Op 23 juni 2021 heeft de Rechtbank Zeeland-West-Brabant uitspraak gedaan in de zaak tussen een eiser, vertegenwoordigd door mr. L.A.M. van der Geld, en de Raad van bestuur van het Uitvoeringsinstituut werknemersverzekeringen (UWV). Eiser had beroep ingesteld tegen een besluit van het UWV van 16 juni 2020, waarin de aanvraag voor een WIA-uitkering werd geweigerd. Eiser, die als ijzerwerker/lasser had gewerkt, was op 22 november 2017 uitgevallen door hartklachten en had op 30 augustus 2019 een WIA-uitkering aangevraagd. Het UWV had in een primair besluit van 9 april 2020 geweigerd om per 20 november 2019 een WIA-uitkering toe te kennen, omdat eiser voor minder dan 35% arbeidsongeschikt werd geacht.
Tijdens de zitting op 27 mei 2021, die via videoverbinding plaatsvond, heeft de rechtbank de argumenten van eiser gehoord. Eiser betwistte de medische beoordeling van het UWV en stelde dat er onvoldoende rekening was gehouden met zijn actuele situatie, waaronder psychische klachten en vermoeidheid. De rechtbank oordeelde echter dat het medisch onderzoek zorgvuldig was uitgevoerd en dat de verzekeringsartsen voldoende informatie hadden om tot hun oordeel te komen.
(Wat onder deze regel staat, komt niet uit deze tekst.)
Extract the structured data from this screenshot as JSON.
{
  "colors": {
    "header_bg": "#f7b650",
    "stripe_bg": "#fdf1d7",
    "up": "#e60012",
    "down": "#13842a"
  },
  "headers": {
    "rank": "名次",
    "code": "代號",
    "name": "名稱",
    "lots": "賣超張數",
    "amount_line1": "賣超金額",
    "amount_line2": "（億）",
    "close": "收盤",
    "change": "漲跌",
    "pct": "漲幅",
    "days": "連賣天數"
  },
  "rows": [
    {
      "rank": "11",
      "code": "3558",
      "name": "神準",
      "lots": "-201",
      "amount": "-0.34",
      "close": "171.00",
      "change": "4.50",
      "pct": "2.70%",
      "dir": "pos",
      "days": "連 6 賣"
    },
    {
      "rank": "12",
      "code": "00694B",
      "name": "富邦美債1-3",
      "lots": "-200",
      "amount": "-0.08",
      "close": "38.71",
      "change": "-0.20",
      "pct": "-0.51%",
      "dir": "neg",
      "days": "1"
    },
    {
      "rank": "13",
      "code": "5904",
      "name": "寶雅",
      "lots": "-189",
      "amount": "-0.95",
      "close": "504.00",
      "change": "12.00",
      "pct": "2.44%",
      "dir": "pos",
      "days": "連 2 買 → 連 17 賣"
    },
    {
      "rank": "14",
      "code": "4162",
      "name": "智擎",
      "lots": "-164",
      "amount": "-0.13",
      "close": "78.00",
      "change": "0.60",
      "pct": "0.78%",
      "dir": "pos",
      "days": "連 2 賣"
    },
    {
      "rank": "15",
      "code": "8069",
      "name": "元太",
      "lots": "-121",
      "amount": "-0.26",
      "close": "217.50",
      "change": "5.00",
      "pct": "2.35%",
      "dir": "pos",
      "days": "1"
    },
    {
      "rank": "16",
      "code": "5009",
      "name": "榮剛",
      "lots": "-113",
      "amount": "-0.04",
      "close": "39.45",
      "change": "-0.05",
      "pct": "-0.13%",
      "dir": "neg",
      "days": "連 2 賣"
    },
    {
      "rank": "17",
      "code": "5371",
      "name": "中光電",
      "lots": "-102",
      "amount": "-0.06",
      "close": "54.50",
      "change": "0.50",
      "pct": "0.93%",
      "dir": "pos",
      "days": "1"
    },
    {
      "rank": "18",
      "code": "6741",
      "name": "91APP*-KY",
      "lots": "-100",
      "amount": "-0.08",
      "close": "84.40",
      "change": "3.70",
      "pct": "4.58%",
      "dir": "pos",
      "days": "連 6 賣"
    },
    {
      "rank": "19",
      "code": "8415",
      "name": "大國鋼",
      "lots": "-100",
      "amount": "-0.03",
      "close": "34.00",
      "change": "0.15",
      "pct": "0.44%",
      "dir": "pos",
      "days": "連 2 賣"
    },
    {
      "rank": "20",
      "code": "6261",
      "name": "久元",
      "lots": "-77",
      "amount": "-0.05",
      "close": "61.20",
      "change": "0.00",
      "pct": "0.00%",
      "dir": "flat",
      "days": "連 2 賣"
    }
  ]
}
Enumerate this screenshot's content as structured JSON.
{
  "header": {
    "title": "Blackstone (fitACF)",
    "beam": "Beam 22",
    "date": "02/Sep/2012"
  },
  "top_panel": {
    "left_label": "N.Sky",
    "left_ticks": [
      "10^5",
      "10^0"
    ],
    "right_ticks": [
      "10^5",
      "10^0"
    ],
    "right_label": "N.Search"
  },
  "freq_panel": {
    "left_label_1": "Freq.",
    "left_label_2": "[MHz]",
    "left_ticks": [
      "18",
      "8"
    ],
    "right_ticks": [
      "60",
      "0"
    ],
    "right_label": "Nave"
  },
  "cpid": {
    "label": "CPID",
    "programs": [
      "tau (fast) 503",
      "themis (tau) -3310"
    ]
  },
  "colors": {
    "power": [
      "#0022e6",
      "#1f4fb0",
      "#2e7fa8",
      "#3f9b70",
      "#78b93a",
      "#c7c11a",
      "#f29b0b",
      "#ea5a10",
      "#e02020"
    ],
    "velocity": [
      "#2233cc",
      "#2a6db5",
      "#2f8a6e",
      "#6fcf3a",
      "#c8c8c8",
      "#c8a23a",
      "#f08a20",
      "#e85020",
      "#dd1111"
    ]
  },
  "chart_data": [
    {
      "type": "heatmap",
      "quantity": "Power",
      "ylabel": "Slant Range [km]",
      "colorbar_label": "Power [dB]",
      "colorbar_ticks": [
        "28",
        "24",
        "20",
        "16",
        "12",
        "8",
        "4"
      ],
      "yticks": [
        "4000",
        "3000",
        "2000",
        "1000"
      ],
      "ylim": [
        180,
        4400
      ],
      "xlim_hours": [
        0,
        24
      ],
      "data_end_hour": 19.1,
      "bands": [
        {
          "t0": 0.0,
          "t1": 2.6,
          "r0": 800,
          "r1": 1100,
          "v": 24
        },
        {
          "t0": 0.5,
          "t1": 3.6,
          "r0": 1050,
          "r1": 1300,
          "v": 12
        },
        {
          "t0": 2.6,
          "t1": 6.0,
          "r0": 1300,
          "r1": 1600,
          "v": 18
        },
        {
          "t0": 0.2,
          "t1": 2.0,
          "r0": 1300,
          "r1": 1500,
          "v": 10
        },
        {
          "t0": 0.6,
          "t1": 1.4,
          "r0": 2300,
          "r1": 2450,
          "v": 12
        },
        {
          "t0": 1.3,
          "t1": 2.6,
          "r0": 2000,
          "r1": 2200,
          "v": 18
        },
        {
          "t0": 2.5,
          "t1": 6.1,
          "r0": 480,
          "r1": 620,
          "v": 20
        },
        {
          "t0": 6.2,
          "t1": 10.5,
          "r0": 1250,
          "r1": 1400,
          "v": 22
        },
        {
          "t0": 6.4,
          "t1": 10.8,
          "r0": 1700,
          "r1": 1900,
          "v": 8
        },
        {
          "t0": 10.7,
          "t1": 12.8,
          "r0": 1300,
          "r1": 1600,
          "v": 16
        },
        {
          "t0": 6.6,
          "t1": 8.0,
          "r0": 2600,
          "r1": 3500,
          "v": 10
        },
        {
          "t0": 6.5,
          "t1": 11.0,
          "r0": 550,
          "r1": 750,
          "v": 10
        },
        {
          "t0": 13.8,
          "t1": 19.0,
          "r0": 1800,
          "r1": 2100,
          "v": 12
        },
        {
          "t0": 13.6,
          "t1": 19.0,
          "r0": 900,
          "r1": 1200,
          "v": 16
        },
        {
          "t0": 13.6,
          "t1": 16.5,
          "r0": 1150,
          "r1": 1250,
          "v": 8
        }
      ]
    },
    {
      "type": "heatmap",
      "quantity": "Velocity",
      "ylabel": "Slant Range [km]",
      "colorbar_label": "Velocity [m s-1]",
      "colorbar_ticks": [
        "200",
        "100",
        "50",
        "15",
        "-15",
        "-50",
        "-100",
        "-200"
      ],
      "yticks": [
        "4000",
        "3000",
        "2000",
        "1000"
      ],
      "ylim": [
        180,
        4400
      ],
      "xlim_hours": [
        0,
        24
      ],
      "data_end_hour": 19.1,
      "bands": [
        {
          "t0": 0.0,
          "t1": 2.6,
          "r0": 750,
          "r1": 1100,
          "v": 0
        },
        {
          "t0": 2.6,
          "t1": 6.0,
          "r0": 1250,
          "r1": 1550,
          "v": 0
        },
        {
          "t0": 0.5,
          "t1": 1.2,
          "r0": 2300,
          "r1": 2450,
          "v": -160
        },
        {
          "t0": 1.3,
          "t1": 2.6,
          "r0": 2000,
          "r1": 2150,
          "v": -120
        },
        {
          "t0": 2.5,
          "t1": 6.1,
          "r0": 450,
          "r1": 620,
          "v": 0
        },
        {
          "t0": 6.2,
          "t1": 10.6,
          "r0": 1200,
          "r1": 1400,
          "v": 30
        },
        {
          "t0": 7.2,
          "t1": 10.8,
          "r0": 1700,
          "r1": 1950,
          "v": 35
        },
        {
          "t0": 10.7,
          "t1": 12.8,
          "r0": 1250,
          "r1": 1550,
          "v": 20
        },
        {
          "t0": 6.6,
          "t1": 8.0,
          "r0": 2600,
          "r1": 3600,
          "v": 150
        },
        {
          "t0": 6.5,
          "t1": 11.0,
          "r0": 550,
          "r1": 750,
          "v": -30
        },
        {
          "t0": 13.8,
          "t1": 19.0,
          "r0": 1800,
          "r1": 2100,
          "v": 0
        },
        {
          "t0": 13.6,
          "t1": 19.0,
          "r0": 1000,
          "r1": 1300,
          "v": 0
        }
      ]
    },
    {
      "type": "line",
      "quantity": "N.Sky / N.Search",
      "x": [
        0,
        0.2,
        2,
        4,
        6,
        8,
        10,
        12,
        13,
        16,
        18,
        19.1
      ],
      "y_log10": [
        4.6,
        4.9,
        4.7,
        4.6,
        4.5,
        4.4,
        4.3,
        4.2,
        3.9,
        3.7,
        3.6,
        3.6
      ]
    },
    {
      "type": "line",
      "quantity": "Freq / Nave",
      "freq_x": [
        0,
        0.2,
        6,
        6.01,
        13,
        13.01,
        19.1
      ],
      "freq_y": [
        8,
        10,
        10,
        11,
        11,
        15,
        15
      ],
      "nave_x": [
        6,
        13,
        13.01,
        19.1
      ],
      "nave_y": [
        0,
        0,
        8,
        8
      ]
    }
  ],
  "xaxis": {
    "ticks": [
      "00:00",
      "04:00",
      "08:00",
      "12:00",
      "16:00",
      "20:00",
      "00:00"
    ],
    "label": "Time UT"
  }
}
De rechtbank wees erop dat eiser geen medische gegevens had overgelegd die de conclusies van de verzekeringsartsen konden ondermijnen.
De rechtbank concludeerde dat het UWV terecht had vastgesteld dat eiser minder dan 35% arbeidsongeschikt was, en dat de WIA-uitkering terecht was geweigerd. Het beroep van eiser werd ongegrond verklaard, en er werd geen proceskostenveroordeling opgelegd. De uitspraak werd openbaar gemaakt op www.rechtspraak.nl.